Sushruta Trauma Centre (STC) — the only trauma centre in north Delhi — will finally be linked to Lok Nayak and GB Pant hospitals for a steady flow of doctors.

delhi Updated: Feb 27, 2012 00:04 IST
Jaya Shroff Bhalla

Sushruta Trauma Centre (STC) — the only trauma centre in north Delhi — will finally be linked to Lok Nayak and GB Pant hospitals for a steady flow of doctors.


Delhi government's health department decided on the merger on Saturday. They are hoping that this will not only bridge the specialist shortage, but also improve the ailing infrastructure, needed for trauma care.

Department officials said the merger was likely to come into effect in the next two months.

The city's biggest trauma management facility, located on Outer Ring Road near inter-state bus terminal, Kashmere Gate, has been suffering from acute specialist shortage ever since it was made an independent unit in February 2007.

In the last five years, the centre, which caters to emergency patients, has not had a steady neuro-surgeon, anesthetists, a radiologist or even functioning CT scan and MRI machines.

"We have been taking several measures to fill in the vacancies.
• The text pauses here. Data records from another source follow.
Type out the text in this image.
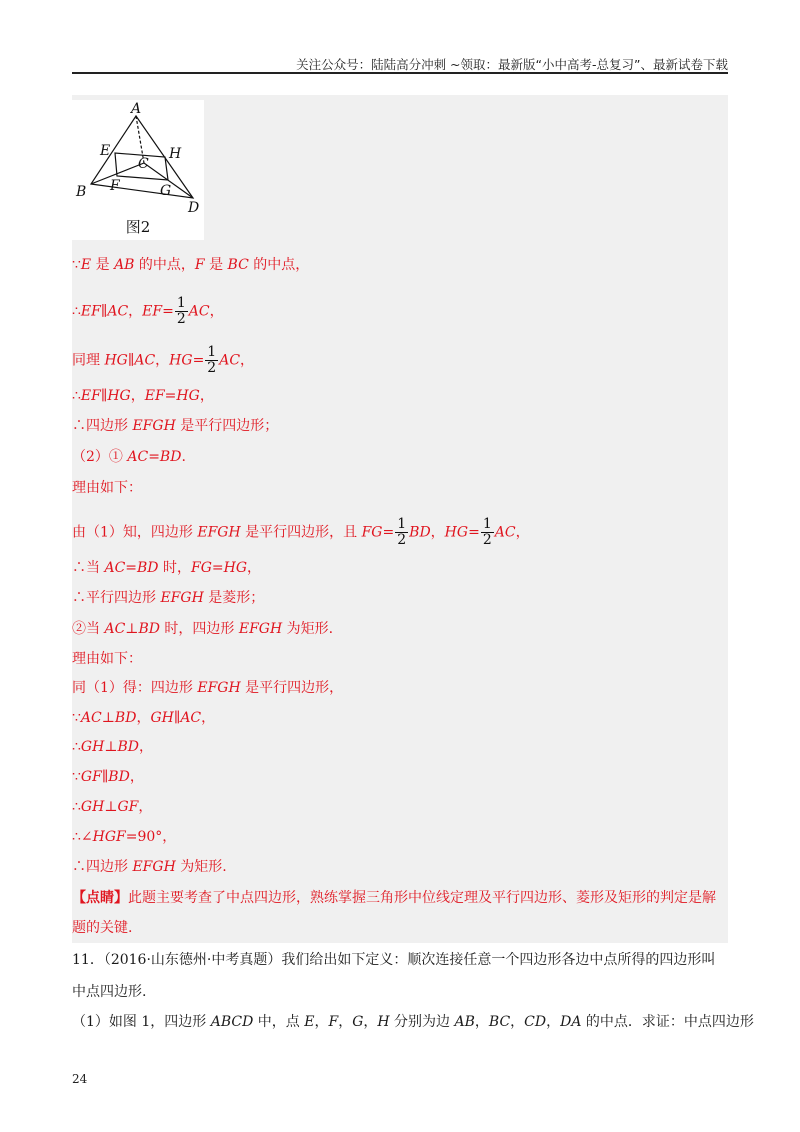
关注公众号：陆陆高分冲刺 ~领取：最新版“小中高考-总复习”、最新试卷下载
A
B
C
D
E
F	G
H
图2
∵E 是 AB 的中点，F 是 BC 的中点，
∴EF∥AC，$EF= \frac{1}{2}$ AC，
同理 HG∥AC，$HG= \frac{1}{2}$ AC，
∴EF∥HG，EF=HG，
∴四边形 EFGH 是平行四边形；
（2）① AC=BD.
理由如下：
由（1）知，四边形 EFGH 是平行四边形，且 $FG= \frac{1}{2}$ BD，$HG= \frac{1}{2}$ AC，
∴当 AC=BD 时，FG=HG，
∴平行四边形 EFGH 是菱形；
②当 AC⊥BD 时，四边形 EFGH 为矩形.
理由如下：
同（1）得：四边形 EFGH 是平行四边形，
∵AC⊥BD，GH∥AC，
∴GH⊥BD，
∵GF∥BD，
∴GH⊥GF，
∴∠HGF=90°，
∴四边形 EFGH 为矩形.
【点睛】此题主要考查了中点四边形，熟练掌握三角形中位线定理及平行四边形、菱形及矩形的判定是解
题的关键.
11．（2016·山东德州·中考真题）我们给出如下定义：顺次连接任意一个四边形各边中点所得的四边形叫
中点四边形.
（1）如图 1，四边形 ABCD 中，点 E，F，G，H 分别为边 AB，BC，CD，DA 的中点．求证：中点四边形
24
In the last five years, the head was also changed at least five times, but nothing seemed to help change the situation," said Dr AK Walia, Delhi health minister.
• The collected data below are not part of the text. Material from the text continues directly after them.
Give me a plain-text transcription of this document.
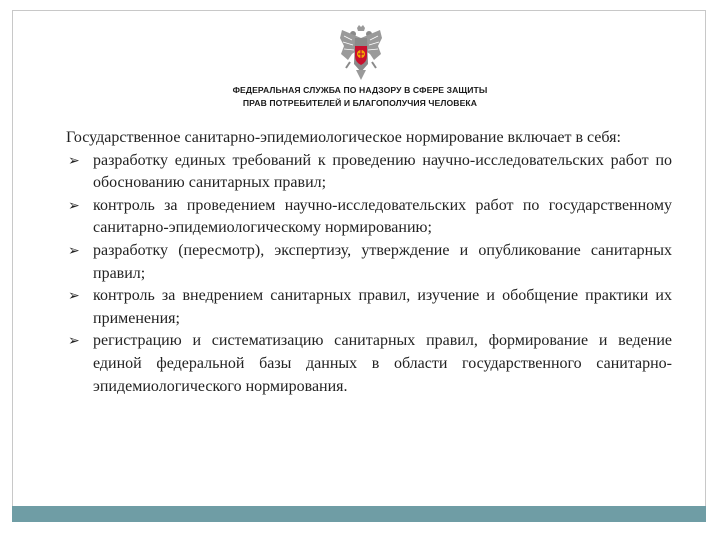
ФЕДЕРАЛЬНАЯ СЛУЖБА ПО НАДЗОРУ В СФЕРЕ ЗАЩИТЫ
ПРАВ ПОТРЕБИТЕЛЕЙ И БЛАГОПОЛУЧИЯ ЧЕЛОВЕКА

Государственное санитарно-эпидемиологическое нормирование включает в себя:

➢ разработку единых требований к проведению научно-исследовательских работ по обоснованию санитарных правил;
➢ контроль за проведением научно-исследовательских работ по государственному санитарно-эпидемиологическому нормированию;
➢ разработку (пересмотр), экспертизу, утверждение и опубликование санитарных правил;
➢ контроль за внедрением санитарных правил, изучение и обобщение практики их применения;
➢ регистрацию и систематизацию санитарных правил, формирование и ведение единой федеральной базы данных в области государственного санитарно-эпидемиологического нормирования.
"This step was really needed. While the medical superintendent will report to the head of Lok Nayak, we have placed the orthopaedic department of STC under Lok Nayak. The neurosurgery department will function under the supervision of GB Pant hospitals. Specialists from the bigger hospitals will work in STC on rotation," he said.

The trauma care receives at least 50 new trauma cases daily and performs 150 major surgeries every month. Emergency cases from as far as Sonepat and Panipat are taken to STC for emergency treatment.

"This decision should have come at least two to three years back. Forget senior consultants in neurosurgery or radiology, there have been no resident doctors to fill in for them either," said a doctor requesting anonymity.